Ogni mattina penso a Giulio Regeni. E a sua madre.
Il pensiero di Giulio si accosta a quello di Ali Al Nimr, e a quello di sua madre.
Una foto di Felica, la mamma di Peppino Impastato mi accompagna da anni.

MADRI.
Figli amatissimi, perduti, morti ammazzati senza giustizia, o imprigionati da quasi bambini.
Figli di cui andare orgogliose, figli che hai cresciuto nell’amore e soprattuto nelle dignità.
Che hanno appreso dalle parole, ma ancor più dalla carne delle madri, cosa significhi lo stare al mondo.
Madri, a cui viene chiesto dalla Vita, o da Dio se preferite, di onorare la Morte del Figlio, di combattere la Prigionia del Figlio.
Non abbandonandosi al dolore mostruoso e incontenibile.
Ma continuando la loro battaglia.
L’amore più grande.
“Non piango” diceva lamadre di Giulio con espressione sperduta ” non so, non riesco a piangere. Io che di solito mi commuovo davanti ai film, non piango”.
Non può, ho pensato. Deve continuare le battaglie di Giulio.
L’Amore più grande.
Qui sotto la Poesia terribile di Pasolini sulle MAdri.
Un memento perchè il nostro amore non leghi mai i nostri figli al conformismo, alla normalità. Che non sia mai un amore che li imprigiona e che li renda schiavi.

Mi domando che madri avete avuto.
Se ora vi vedessero al lavoro
in un mondo a loro sconosciuto,
presi in un giro mai compiuto
d’esperienze così diverse dalle loro,
che sguardo avrebbero negli occhi?
Se fossero lì, mentre voi scrivete
il vostro pezzo, conformisti e barocchi,
o lo passate, a redattori rotti
a ogni compromesso, capirebbero chi siete?
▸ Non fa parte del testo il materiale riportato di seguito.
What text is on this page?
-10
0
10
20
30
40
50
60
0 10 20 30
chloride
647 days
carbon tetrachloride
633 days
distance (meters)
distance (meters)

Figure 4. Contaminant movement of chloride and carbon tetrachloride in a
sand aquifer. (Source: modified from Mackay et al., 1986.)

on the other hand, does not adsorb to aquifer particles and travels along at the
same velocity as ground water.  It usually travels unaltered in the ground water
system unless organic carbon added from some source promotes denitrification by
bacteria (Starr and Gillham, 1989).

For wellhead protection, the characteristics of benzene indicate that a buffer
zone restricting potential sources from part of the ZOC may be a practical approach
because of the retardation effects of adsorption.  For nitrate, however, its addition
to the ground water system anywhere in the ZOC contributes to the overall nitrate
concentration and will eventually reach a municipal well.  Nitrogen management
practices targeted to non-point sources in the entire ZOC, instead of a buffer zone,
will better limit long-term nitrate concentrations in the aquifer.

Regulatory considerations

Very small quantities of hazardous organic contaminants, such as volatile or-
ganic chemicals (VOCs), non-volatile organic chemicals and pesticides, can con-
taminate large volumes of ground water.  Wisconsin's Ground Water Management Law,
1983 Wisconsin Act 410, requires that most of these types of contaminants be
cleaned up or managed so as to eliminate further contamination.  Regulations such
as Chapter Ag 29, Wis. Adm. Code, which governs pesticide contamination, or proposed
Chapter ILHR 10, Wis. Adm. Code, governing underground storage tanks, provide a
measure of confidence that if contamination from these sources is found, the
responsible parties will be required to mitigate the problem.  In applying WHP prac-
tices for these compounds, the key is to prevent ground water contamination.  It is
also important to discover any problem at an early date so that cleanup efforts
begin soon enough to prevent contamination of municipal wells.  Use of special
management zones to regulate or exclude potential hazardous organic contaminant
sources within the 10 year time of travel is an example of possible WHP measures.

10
Madri vili, con nel viso il timore
antico, quello che come un male
deforma i lineamenti in un biancore
che li annebbia, li allontana dal cuore,
li chiude nel vecchio rifiuto morale.
Madri vili, poverine, preoccupate
che i figli conoscano la viltà
per chiedere un posto, per essere pratici,
per non offendere anime privilegiate,
per difendersi da ogni pietà.

Madri mediocri, che hanno imparato
con umiltà di bambine, di noi,
un unico, nudo significato,
con anime in cui il mondo è dannato
a non dare né dolore né gioia.
Madri mediocri, che non hanno avuto
per voi mai una parola d’amore,
se non d’un amore sordidamente muto
di bestia, e in esso v’hanno cresciuto,
impotenti ai reali richiami del cuore.

Madri servili, abituate da secoli
a chinare senza amore la testa,
a trasmettere al loro feto
l’antico, vergognoso segreto
d’accontentarsi dei resti della festa.
Madri servili, che vi hanno insegnato
come il servo può essere felice
odiando chi è, come lui, legato,
come può essere, tradendo, beato,
e sicuro, facendo ciò che non dice.

Madri feroci, intente a difendere
quel poco che, borghesi, possiedono,
la normalità e lo stipendio,
quasi con rabbia di chi si vendichi
o sia stretto da un assurdo assedio.
Madri feroci, che vi hanno detto:
Sopravvivete! Pensate a voi!
Non provate mai pietà o rispetto
per nessuno, covate nel petto
la vostra integrità di avvoltoi!

Ecco, vili, mediocri, servi,
feroci, le vostre povere madri!
Che non hanno vergogna a sapervi
– nel vostro odio – addirittura superbi,
se non è questa che una valle di lacrime.
E’ così che vi appartiene questo mondo:
fatti fratelli nelle opposte passioni,
o le patrie nemiche, dal rifiuto profondo
a essere diversi: a rispondere
del selvaggio dolore di esser uomini.